Trump continua a ver os conflitos geopolíticos como equivalentes a uma disputa comercial, razão pela qual deixa a sua resolução nas mãos de especialistas na matéria.
Agora, o que parecia funcionar em Gaza, onde um lado tinha uma enorme vantagem sobre o outro – e por sua vez uma enorme desvantagem para os próprios Estados Unidos – não deverá funcionar quando o imperialismo e a superioridade entram em jogo.
Trump está à procura de uma forma de retomar o comércio com a Rússia e enriquecer o seu ambiente ao longo do caminho. Se isso significa explorar terras raras ucranianas, siga em frente. Se isso significar abandonar Zelensky em favor de alguém que ele considera um aliado mais poderoso, não há problema.

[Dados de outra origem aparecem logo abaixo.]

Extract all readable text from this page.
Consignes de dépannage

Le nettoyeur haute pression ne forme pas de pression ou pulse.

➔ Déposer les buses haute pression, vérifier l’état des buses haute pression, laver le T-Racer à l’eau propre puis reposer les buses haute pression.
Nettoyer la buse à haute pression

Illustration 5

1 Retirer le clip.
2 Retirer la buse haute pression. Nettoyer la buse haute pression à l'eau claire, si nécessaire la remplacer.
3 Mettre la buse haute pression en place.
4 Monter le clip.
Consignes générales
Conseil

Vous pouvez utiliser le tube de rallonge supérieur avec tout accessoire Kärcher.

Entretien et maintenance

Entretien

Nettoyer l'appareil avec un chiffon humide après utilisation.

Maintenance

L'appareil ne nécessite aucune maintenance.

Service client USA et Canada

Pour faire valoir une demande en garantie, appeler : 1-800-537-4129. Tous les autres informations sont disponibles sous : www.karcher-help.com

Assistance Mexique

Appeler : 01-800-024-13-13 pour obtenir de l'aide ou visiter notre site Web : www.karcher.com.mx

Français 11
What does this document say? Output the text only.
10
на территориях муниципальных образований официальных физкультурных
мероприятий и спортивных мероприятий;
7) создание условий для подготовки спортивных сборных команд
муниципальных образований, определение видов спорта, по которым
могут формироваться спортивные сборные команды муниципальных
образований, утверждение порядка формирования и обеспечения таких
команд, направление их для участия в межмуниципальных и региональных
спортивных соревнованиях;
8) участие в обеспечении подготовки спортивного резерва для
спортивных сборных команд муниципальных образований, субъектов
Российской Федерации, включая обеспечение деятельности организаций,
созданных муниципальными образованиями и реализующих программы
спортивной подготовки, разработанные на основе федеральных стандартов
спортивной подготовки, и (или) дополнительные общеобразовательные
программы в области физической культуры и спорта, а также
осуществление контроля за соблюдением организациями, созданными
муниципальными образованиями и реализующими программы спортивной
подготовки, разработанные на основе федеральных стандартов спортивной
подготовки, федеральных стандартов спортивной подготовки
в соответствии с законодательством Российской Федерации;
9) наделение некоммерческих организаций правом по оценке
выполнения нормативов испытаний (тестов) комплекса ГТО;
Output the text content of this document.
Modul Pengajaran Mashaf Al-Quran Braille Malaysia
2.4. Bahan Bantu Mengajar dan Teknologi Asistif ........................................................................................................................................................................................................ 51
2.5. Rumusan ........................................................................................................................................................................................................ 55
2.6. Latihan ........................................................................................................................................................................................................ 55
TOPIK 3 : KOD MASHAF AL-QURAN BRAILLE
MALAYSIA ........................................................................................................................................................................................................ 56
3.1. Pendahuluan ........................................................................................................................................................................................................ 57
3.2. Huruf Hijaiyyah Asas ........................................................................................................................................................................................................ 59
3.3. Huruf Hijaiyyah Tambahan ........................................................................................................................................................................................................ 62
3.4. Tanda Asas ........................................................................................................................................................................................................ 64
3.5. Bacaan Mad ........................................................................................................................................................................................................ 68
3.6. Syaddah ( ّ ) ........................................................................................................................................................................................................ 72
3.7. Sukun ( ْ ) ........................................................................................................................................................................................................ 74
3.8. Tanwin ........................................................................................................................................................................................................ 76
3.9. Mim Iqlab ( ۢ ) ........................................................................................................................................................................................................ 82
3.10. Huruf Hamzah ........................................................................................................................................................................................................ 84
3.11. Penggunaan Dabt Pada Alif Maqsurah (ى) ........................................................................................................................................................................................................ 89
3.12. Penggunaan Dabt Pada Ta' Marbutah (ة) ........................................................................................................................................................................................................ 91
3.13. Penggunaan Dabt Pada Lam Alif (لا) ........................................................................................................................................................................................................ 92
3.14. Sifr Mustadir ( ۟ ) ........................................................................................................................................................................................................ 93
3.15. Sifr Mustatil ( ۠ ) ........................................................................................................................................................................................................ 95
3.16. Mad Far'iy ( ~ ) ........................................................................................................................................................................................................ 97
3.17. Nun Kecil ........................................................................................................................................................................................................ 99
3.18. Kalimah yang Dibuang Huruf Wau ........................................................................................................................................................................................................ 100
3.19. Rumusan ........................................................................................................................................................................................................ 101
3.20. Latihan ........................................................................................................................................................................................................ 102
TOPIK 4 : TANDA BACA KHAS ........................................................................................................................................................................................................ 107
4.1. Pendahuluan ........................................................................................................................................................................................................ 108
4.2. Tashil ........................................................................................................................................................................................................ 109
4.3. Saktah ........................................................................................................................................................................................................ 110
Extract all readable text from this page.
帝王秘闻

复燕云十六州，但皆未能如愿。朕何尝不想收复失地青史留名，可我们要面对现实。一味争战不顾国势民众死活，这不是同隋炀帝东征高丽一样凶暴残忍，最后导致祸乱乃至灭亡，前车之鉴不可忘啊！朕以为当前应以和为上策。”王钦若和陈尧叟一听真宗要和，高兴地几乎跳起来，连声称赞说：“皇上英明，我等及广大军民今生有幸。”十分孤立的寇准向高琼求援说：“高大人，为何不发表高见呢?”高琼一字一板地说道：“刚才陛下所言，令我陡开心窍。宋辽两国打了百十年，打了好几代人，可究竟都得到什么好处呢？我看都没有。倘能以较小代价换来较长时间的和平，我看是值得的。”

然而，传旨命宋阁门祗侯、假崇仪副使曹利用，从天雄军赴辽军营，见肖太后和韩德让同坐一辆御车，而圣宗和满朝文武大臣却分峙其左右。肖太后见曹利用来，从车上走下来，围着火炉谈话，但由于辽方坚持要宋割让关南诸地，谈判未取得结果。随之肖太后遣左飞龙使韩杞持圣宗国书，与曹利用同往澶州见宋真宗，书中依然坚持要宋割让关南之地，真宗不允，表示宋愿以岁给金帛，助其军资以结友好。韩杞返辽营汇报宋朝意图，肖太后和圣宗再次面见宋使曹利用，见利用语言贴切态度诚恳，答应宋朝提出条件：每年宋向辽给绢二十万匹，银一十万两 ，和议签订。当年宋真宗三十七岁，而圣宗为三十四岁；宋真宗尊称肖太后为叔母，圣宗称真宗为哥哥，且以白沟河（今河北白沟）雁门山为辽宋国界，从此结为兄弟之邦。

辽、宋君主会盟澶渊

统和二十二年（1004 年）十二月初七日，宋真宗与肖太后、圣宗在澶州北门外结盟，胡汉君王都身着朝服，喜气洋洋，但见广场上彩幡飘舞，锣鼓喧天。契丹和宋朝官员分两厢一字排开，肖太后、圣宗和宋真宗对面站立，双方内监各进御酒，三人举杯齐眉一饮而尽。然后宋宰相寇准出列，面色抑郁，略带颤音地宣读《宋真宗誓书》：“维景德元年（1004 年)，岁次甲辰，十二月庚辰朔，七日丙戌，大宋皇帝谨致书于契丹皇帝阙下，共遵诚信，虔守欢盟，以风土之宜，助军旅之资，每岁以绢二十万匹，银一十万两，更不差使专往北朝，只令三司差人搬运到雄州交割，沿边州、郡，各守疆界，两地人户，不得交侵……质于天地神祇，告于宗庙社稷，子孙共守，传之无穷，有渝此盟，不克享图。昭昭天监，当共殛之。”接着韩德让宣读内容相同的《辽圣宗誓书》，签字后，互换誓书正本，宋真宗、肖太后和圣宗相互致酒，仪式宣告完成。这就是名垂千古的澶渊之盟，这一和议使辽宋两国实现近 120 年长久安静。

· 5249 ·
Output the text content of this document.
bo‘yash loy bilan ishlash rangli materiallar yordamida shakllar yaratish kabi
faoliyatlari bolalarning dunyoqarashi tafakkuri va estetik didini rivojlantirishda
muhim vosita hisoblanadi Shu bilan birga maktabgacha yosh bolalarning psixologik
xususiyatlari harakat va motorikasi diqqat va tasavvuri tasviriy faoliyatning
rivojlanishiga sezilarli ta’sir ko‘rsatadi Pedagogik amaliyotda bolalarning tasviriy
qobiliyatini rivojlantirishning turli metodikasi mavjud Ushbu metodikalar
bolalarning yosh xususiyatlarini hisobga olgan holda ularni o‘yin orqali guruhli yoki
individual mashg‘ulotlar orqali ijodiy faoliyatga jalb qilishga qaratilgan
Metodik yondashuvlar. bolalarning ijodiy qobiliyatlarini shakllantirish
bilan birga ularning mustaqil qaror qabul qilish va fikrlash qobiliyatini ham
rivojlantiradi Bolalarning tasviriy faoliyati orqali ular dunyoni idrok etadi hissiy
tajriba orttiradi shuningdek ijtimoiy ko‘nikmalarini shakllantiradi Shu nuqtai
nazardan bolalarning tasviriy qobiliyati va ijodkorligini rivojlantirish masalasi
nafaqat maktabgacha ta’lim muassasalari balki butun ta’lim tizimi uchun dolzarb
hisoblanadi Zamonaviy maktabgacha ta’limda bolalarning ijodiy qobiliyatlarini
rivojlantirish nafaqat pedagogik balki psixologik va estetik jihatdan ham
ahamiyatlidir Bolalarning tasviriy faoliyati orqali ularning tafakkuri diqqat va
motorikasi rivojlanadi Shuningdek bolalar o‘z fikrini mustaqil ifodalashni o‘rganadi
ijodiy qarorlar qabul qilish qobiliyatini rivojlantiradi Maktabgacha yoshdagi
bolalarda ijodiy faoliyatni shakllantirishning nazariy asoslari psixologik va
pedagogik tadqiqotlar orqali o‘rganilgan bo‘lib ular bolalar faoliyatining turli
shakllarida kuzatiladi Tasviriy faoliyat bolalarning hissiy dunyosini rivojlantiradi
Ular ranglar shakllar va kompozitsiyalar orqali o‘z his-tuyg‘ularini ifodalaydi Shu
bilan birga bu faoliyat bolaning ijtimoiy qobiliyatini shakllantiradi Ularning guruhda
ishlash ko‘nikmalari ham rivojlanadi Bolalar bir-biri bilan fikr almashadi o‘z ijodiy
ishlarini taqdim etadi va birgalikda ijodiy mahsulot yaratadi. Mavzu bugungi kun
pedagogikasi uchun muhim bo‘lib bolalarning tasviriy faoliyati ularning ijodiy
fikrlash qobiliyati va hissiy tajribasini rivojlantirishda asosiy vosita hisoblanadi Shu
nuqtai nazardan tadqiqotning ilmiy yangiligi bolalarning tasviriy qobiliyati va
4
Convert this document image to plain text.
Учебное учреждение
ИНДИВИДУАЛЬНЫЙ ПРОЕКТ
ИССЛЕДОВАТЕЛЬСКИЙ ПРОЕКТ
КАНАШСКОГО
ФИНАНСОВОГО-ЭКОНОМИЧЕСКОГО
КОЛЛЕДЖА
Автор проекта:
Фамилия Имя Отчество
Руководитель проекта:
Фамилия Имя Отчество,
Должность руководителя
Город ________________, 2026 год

A Europa, por outro lado, é muito mais importante nesta matéria. Portanto, não é surpreendente que ele recuse uma solução temporária que beneficie a Rússia, uma vez que isso, por sua vez, a colocará em desvantagem em relação ao Kremlin.
Na Europa, as negociações não são conduzidas por empresários, mas por políticos: a Grã-Bretanha, a França e a Alemanha enviarão os seus especialistas em segurança à reunião de Paris.